In Knight’s midday presentation, she defined advocacy and its importance to students in impacting dental education and how it can affect other issues relating to dentistry and the profession. She also spoke about the need to educate others on the dental perspective and shared tools and resources to help student advocates find a role to support dental education and best practices in the delivery of oral health care.

“Through advocacy you can have an impact on dental education,” Knight told the audience. “Unless you make your point of view or position heard, you are not participating in the process. Students need to weigh in on the issues. To use a Washington expression, ‘If you’re not at the table, you are on the menu.’”

Knight challenged students to become agents of change within dental education and in the profession. She urged students and dental faculty to speak out on issues, communicate with members of Congress and State Legislature through mail campaigns and use of social media. She also invited students to attend Advocacy Day on Capitol Hill or participate in statewide efforts with Dental Lobby Day, both usually held in April.

“Now more than ever, the stakes are higher as there are constraints on the federal budget with cutbacks and a need to account for every dollar. It’s important that people interface with policy makers at these levels so that they realize that people really do care andcan benefit from these programs,” Knight said.

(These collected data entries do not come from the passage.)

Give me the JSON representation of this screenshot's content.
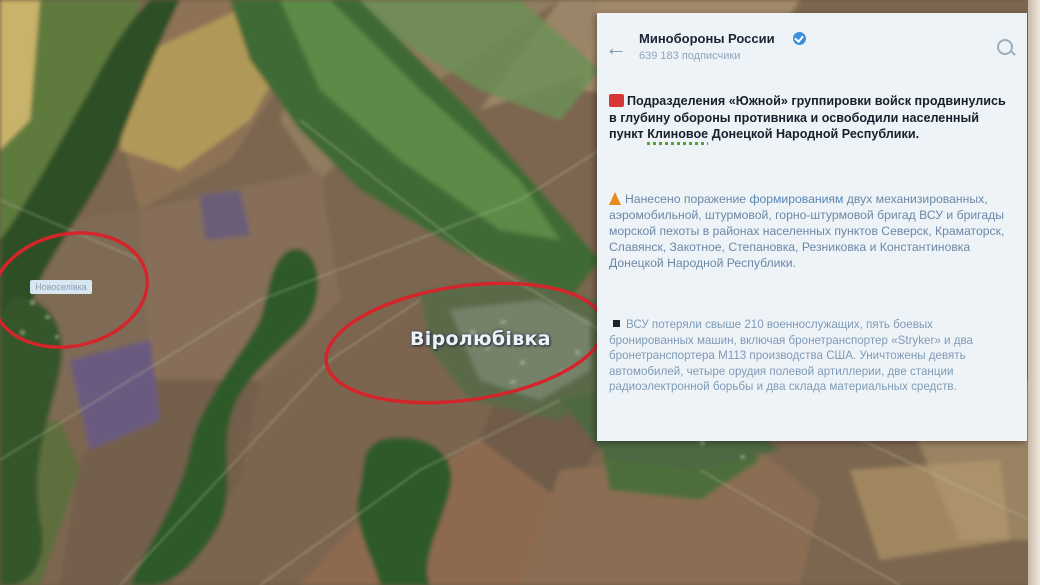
{
  "map": {
    "village_label": "Вiролюбiвка",
    "left_label": "Новоселiвка",
    "colors": {
      "field_brown": "#8a6f55",
      "forest_green": "#2f5a2a",
      "circle_red": "#d0232a"
    }
  },
  "telegram_post": {
    "channel_name": "Минобороны России",
    "subscribers": "639 183 подписчики",
    "paragraph_1": {
      "before": "Подразделения «Южной» группировки войск продвинулись в глубину обороны противника и освободили населенный пункт ",
      "place": "Клиновое",
      "after": " Донецкой Народной Республики."
    },
    "paragraph_2": {
      "before": "Нанесено поражение ",
      "link": "формированиям",
      "after": " двух механизированных, аэромобильной, штурмовой, горно-штурмовой бригад ВСУ и бригады морской пехоты в районах населенных пунктов Северск, Краматорск, Славянск, Закотное, Степановка, Резниковка и Константиновка Донецкой Народной Республики."
    },
    "paragraph_3": {
      "text": "ВСУ потеряли свыше 210 военнослужащих, пять боевых бронированных машин, включая бронетранспортер «Stryker» и два бронетранспортера М113 производства США. Уничтожены девять автомобилей, четыре орудия полевой артиллерии, две станции радиоэлектронной борьбы и два склада материальных средств."
    },
    "icons": [
      "back-arrow-icon",
      "verified-icon",
      "search-icon"
    ]
  }
}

For Baron, her interests in engagement, public policy and processes blossomed as an undergraduate student of public policy at Duke University. She fondly remembered one class assignment where students were tasked to pick a failed piece of legislation and reorganize, restrategize and reintroduce it to Congress to pass for voting.

“We have to assume a responsibility in educating our legislators,” Baron said. In South Carolina, dental students work closely with dental faculty and the S.C. Dental Association in participating in Dental Lobby Day at the S.C. State House. “I see myself as an oral health ambassador and it’s my goal to educate and impress the importance of good practices for the profession. Without sound politics, you cannot have successful dentistry.”

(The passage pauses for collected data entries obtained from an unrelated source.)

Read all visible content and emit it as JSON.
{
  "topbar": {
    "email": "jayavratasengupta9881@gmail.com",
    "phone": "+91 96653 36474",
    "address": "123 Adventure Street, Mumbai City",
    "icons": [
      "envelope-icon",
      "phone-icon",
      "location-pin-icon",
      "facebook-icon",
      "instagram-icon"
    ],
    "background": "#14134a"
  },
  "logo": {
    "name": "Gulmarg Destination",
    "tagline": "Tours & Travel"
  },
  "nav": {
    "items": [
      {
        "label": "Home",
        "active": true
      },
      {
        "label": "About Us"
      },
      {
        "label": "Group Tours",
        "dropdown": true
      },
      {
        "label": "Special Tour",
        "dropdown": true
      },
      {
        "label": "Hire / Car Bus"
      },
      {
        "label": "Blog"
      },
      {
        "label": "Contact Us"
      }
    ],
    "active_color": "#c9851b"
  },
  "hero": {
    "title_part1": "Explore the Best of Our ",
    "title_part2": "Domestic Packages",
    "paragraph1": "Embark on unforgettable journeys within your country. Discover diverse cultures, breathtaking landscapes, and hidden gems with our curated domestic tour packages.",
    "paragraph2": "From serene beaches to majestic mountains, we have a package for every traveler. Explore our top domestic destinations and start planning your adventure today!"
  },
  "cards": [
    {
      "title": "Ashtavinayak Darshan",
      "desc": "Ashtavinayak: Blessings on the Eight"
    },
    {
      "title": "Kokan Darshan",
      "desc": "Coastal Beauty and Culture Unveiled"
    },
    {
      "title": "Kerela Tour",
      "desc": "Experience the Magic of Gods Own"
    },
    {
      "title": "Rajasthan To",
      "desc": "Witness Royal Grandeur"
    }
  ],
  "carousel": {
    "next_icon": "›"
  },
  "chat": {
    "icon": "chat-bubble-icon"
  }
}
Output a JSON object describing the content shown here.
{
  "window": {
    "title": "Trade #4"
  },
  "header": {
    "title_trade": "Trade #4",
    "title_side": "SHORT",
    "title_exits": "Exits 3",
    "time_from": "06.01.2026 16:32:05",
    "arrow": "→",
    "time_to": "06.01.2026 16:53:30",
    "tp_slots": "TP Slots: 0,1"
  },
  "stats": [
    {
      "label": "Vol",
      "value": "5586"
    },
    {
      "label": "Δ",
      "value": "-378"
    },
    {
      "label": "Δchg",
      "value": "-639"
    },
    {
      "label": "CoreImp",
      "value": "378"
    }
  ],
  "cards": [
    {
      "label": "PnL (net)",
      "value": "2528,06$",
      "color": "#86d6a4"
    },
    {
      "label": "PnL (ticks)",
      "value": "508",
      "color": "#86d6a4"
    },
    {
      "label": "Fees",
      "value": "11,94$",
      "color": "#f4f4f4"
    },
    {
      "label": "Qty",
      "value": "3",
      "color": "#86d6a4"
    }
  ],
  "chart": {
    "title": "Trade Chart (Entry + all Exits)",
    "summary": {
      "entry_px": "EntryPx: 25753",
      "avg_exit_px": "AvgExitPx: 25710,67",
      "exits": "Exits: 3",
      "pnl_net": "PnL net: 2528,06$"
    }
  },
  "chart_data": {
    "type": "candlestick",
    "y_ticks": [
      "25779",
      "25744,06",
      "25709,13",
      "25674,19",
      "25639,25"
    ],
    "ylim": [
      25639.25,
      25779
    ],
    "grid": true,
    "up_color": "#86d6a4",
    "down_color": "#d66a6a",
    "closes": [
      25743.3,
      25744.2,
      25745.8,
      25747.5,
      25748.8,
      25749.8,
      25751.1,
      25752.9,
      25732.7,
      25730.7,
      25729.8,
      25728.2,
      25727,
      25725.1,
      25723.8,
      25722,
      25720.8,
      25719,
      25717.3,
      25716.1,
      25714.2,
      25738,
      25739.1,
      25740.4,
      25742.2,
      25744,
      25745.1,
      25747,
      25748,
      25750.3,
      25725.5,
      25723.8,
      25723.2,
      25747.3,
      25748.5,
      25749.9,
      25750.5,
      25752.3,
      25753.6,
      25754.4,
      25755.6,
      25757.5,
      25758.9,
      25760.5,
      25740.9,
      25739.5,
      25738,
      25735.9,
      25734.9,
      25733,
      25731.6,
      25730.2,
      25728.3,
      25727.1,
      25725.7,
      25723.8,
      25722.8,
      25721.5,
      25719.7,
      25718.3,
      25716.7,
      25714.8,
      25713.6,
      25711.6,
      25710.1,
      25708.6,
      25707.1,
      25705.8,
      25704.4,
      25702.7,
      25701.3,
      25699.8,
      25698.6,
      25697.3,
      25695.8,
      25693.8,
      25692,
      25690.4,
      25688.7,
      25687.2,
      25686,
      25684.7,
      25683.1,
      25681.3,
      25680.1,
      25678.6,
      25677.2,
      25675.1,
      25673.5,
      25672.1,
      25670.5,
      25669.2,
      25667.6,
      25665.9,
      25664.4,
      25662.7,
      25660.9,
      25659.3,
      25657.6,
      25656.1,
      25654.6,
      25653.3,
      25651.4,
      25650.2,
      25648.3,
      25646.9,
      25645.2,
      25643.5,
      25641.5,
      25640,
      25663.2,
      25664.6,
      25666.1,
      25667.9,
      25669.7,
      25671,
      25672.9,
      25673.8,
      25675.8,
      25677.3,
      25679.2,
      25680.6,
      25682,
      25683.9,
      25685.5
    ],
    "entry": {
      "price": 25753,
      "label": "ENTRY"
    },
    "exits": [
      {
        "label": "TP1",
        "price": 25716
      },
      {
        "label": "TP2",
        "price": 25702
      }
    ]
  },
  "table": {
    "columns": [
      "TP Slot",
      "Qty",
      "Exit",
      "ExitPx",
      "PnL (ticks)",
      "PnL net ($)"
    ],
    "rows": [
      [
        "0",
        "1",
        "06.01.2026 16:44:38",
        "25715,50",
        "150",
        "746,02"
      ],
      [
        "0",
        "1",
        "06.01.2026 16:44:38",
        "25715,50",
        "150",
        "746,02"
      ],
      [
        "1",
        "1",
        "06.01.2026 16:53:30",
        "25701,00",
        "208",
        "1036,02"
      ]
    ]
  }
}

Baron Attends Pankey Institute

Jessica Baron, a third-year dental student in the James B. Edwards College of Dental Medicine, was recently named a Pankey Scholar, which allowed her to attend its annual meeting, Sept. 19 through 22 in Orlando. While there, she learned about comprehensive dentistry to maximize patient oral health. The Pankey Institute is a nonprofit educational organization that is dedicated to assisting dental professionals continues in mastering technical skills and behavioral skills through dental education programs. More than 21,000 dentists and dental laboratory technicians and specialists have attended its courses.